Great Northern beans are often mistaken for navy beans, but are bigger in size and appearance. These white beans are high in dietary fiber and folate and are sodium, cholesterol and fat free. When shopping for Great Northern beans, pick dry beans or canned beans with low or no sodium.
Great Northern Beans and Brown Rice Recipe
1 can of great northern beans (rinsed and drained)
1 cup of brown rice
vegetable broth
1/4 cup chopped or frozen onion
1/2 tbs minced garlic
garlic powder, onion powder, black pepper, sea salt (to taste)
For nutritional value non-instant brown rice is used in this recipe, but you may substitute instant brown rice.

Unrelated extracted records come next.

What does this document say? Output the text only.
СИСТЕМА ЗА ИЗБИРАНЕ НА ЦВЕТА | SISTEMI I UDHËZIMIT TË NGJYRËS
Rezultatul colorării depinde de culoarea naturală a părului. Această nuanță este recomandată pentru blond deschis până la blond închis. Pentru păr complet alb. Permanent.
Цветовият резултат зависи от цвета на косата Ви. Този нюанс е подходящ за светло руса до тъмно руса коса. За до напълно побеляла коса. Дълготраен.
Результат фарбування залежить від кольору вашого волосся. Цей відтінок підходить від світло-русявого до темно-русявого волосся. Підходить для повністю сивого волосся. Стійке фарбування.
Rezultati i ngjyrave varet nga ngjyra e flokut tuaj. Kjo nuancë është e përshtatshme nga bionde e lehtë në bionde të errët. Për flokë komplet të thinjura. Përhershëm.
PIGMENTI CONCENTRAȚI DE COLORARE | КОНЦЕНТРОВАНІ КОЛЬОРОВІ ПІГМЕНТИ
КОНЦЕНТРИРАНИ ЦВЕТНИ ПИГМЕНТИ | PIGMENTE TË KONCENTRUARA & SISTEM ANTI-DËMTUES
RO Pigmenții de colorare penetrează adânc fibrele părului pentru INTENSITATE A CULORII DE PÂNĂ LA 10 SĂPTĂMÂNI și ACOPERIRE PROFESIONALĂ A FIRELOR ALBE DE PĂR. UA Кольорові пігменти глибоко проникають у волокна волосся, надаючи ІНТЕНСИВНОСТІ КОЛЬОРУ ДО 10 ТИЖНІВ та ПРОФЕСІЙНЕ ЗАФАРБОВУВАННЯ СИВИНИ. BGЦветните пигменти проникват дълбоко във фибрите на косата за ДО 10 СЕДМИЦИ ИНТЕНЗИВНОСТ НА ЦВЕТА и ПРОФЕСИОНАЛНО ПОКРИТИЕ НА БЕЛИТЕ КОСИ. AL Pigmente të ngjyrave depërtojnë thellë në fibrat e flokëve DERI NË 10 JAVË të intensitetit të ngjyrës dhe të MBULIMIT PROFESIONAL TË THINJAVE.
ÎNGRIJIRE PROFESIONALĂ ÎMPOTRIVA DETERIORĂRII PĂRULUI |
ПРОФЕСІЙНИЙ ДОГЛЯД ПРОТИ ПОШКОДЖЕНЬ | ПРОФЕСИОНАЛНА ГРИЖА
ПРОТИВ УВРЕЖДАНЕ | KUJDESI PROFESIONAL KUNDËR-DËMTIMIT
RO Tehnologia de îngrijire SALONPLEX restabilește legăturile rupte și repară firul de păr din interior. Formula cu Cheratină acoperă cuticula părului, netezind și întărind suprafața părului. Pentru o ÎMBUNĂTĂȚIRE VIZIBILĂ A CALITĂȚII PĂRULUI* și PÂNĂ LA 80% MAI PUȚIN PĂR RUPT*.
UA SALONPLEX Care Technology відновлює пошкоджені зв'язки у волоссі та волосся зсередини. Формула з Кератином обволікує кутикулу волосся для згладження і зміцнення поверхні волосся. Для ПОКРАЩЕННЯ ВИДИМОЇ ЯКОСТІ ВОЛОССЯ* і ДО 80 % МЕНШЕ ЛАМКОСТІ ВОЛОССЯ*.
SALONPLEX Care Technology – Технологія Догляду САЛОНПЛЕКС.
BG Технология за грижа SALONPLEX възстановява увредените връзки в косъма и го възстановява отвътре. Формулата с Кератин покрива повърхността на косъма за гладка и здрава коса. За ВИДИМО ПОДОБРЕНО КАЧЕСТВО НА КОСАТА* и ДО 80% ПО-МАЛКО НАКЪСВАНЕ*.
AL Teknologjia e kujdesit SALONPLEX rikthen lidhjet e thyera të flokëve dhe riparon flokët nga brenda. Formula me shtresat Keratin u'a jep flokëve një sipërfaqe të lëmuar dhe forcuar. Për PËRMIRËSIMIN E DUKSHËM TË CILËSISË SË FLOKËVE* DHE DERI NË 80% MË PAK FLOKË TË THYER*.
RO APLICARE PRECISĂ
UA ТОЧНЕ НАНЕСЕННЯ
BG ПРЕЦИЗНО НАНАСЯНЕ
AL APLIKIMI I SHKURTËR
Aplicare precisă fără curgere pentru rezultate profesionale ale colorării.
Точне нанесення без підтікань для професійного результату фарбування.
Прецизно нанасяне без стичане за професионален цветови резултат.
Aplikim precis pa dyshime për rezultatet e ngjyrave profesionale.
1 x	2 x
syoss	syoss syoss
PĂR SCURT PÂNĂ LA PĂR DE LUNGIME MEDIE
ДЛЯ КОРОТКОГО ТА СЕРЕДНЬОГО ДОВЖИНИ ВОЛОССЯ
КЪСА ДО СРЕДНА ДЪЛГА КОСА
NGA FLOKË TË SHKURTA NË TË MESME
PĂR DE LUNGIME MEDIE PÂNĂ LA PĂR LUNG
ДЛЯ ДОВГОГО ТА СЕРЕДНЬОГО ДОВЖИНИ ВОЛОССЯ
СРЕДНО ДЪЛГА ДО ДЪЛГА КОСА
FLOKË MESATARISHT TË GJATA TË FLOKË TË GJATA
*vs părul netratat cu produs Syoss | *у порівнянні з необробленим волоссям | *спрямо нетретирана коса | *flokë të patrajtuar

Add rice to boiling water, bring back to a boil, cover then turn heat down and let cook. In a separate pot add beans and cover with vegetable broth to just above the beans. Bring to a boil and add seasonings to taste. Reduce heat and add more broth if necessary as well as chopped onion and garlic, cover and let cook 15-20 minutes. Most of the liquid will reduce, but the beans should not appear dry. Rice is ready when the water has absorbed and it appears fluffy when touched with a fork (do a taste test to make sure it’s cooked all the way through). You can either add the rice to the beans and plate or plate the rice first, then top with the beans.
For meat lovers you can add shredded chicken or turkey to the beans and substitute chicken broth instead of vegetable broth.